Dari hadis ini bisa disimpulkan dan ditarik
pengertiannya, bahwa Rasulullah SAW tidak pernah menganjur-kan sholat taraweh
secara bareng-bareng (berjamaah). Beliau hanya melakukan beberapa malam saja
dan kemudian meninggalkannya. Itu artinya, Rasulullah tidak melakukan secara
rutin tiap malam. Jadi apa yang dilakukan oleh Umar r.a. adalah sesuatu yang
tergolong bid’ah dalam urusan agama, namun hasanah (baik ), terpuji.

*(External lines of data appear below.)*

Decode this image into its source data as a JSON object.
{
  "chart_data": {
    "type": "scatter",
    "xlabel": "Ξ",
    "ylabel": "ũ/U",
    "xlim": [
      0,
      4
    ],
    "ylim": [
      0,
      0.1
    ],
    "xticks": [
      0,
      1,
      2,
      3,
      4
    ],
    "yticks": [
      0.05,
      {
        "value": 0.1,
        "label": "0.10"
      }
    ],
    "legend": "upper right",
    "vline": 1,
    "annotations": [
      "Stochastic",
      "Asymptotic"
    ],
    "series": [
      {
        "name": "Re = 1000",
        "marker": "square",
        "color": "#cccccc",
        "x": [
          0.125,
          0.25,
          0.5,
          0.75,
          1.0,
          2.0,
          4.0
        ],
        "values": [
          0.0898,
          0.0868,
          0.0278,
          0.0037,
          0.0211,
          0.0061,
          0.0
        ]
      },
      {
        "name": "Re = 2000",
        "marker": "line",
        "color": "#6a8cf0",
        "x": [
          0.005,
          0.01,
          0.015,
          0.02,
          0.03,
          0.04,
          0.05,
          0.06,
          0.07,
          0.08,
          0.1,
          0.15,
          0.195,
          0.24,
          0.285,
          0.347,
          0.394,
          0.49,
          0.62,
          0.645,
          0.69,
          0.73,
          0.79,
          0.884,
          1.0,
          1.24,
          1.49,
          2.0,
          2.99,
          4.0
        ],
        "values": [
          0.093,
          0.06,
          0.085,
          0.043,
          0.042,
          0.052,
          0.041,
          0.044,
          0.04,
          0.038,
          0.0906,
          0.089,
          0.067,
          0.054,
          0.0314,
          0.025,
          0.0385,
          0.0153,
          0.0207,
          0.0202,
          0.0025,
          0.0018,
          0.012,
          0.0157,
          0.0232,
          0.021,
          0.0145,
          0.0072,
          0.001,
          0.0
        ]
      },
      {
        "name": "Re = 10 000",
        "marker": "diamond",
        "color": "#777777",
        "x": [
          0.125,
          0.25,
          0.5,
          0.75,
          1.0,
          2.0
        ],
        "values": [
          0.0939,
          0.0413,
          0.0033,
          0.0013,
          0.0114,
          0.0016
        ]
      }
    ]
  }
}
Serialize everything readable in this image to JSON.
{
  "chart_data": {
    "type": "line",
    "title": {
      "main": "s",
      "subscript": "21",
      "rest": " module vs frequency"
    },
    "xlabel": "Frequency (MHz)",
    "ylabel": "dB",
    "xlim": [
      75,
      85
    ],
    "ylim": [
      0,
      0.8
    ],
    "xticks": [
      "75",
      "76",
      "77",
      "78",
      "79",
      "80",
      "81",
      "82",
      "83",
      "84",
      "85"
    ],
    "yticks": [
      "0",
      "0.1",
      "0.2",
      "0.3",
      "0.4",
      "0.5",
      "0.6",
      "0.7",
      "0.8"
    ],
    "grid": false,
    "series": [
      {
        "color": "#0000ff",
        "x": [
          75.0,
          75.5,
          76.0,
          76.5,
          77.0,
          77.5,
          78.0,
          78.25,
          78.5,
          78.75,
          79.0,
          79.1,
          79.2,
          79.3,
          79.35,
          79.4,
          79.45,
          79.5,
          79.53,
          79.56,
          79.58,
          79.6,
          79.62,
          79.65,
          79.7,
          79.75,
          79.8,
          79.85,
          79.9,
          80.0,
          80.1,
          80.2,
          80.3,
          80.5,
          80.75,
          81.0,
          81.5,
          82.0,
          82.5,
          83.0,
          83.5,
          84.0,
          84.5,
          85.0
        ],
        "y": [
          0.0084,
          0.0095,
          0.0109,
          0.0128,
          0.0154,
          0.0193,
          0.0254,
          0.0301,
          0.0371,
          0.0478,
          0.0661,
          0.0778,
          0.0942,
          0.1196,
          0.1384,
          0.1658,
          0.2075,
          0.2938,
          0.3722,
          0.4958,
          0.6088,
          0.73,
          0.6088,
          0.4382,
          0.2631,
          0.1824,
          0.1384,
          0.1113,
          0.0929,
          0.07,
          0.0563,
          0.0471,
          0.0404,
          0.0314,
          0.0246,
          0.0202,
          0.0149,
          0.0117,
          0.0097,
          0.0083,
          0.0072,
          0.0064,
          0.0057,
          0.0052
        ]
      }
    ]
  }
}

Karena itu beliau
berkata : Ni’matul
bid’ah hadzihi (Sebaik-baik
bid’ah adalah ini).
Ada sekelompok orang yang mengomentari bahwa
perkataan Umar “Ni’matul bid’ah hadzihi”, adalah yang dimaksud dengan
bid’ah disini adalah bid’ah dalam pengertian bahasa, bukan dalam pengertian
agama. Setiap yang mempunyai dasar rujukan (dalil) dalam agama, kemudian hal
tersebut diistilahkan sebagai bid’ah, maka yang dimaksud adalah bid’ah menurut
pengertian bahasa (Hammud bin Abdullah al Mathor, hal 78). Karena apa yang
dilakukan oleh Umar bin al Khattab sudah pernah dilakukan Nabi, sekalipun hanya
beberapa malam, Umar hanya menghidupkan kembali. Demikian pula mengumpulkan Al
Qur’an dalam satu mushaf itu, sejak jaman Nabi sudah ada perintah penulisannya.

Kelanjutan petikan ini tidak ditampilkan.